Freizeit im Sinne von „frei haben von digitaler Vernetzung“ und im Sinne von „nicht erreichbar sein“ wird es nicht mehr lange geben. Die Arbeitswelt von morgen zeichnet sich durch einen rasanten Wandel und steigende Komplexität aus, sie muss sich nicht nur neuen Technologien und Märkten, sondern auch dem Wandel in bewährten Arbeitsweisen und Wertesystemen stellen.
Die Welt von morgen wird uns keine Freiräume von der Digitalisierung geben, wenn wir nicht dafür sorgen, dass die technischen Möglichkeiten sich den menschlichen Bedürfnissen unterordnen.

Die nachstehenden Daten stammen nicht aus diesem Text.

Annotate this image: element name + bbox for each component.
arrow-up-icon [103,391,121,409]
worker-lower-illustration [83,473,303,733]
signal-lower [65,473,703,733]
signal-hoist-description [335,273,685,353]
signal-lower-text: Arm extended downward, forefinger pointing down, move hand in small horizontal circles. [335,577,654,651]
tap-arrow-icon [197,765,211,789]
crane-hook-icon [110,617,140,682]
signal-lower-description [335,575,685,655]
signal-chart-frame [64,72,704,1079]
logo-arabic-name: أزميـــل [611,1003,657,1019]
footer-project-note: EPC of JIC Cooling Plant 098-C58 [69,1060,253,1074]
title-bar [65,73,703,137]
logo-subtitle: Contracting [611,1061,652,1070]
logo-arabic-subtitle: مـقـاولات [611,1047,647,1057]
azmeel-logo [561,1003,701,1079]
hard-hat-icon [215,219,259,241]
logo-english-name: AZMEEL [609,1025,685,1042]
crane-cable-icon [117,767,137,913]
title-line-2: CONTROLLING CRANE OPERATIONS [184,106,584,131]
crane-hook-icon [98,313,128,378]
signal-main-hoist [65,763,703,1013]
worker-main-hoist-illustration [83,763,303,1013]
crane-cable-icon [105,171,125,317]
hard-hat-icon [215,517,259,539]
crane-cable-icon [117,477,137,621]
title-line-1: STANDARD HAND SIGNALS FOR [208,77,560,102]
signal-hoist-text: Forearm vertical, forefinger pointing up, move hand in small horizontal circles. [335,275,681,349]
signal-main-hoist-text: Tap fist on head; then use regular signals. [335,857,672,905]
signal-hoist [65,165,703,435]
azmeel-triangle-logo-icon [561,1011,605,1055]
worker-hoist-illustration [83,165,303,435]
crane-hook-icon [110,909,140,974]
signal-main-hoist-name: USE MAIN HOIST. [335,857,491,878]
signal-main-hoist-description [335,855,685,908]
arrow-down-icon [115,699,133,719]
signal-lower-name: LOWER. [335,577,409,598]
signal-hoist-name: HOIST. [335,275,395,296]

Wer gibt wem die Hand, das war eine der wichtigsten Kernfragen auf diesem Kongress zur Zukunft der Arbeitswelt. Wird der technologische Fortschritt durch die Möglichkeiten der Technik getrieben, oder durch die Bedarfe der Menschen? Meine Erkenntnis aus vielen Diskussionen und Fachvorträgen: Es ist ungleich schwerer, etwas zu programmieren, was bestimmten Anforderungen genügen soll, als einfach mal auszuprobieren, was die Technik so hergibt und dann zu sehen, wie wir damit zurechtkommen.
Organisationen müssen sich schnell und fortwährend anpassen können. Sie brauchen dafür neue Wege und Denkmuster, die es ihnen ermöglicht, sich in diesem Wandel anzupassen, Sinn zu stiften und sowohl die Kunden als auch die Mitarbeiter emotional zu erreichen und eine Beziehung zu ihnen aufzubauen, die Wandel und Anpassung überdauert. Der narrative Zugang auf Organisationen ist ein wichtiger Katalysator für diese Transformations- und Sinnstiftungsprozesse. Doch was steckt hinter diesem narrativen Zugang und was hinter der Wirkkraft von (Unternehmens-)Geschichten?
Das war eine der Leitfragen für das Symposium unter der Leitung von Prof. Michael Dick, Universität Magdeburg: „Sinnerleben in der digitalen Arbeitswelt. Das narrative Unternehmen: Die Bedeutung von Erzählungen für Organisationsgestaltung.“
Wir Vortragenden waren uns mit den Zuhörern einig: der digitale Wandel ist nicht aufzuhalten. Er kann ein wahrer Segen für uns Menschen werden, sofern wir uns der mit dem Wandel einhergehenden Risiken bewusst sind: Verlust der Bindung an Organisationen, Verlust des Empfindens von Sinnhaftigkeit der eigenen Tätigkeit, zunehmende Anonymisierung und Individualisierung unter den Mitarbeitern, Normierung und massiver Erfolgsdruck in Berufen, die an jedem beliebigen Ort und zu jeder beliebigen Tageszeit dank der digitalen Transformation ausgeführt werden können bzw. müssen…
Das genau ist das janusköpfige Wesen des digitalen Wandels, denn alles hängt von der Betrachtungsweise ab und davon, welche Forschungsfragen man stellt und welche Gestaltungsspielräume man in Organisationen den Mitarbeitern einräumt, um dem „Tsunami der digitalen Transformation“ (so ein Teilnehmer aus unserem Symposium) die destruktive Kraft zu nehmen und stattdessen die Chancen des Wandels wahrzunehmen.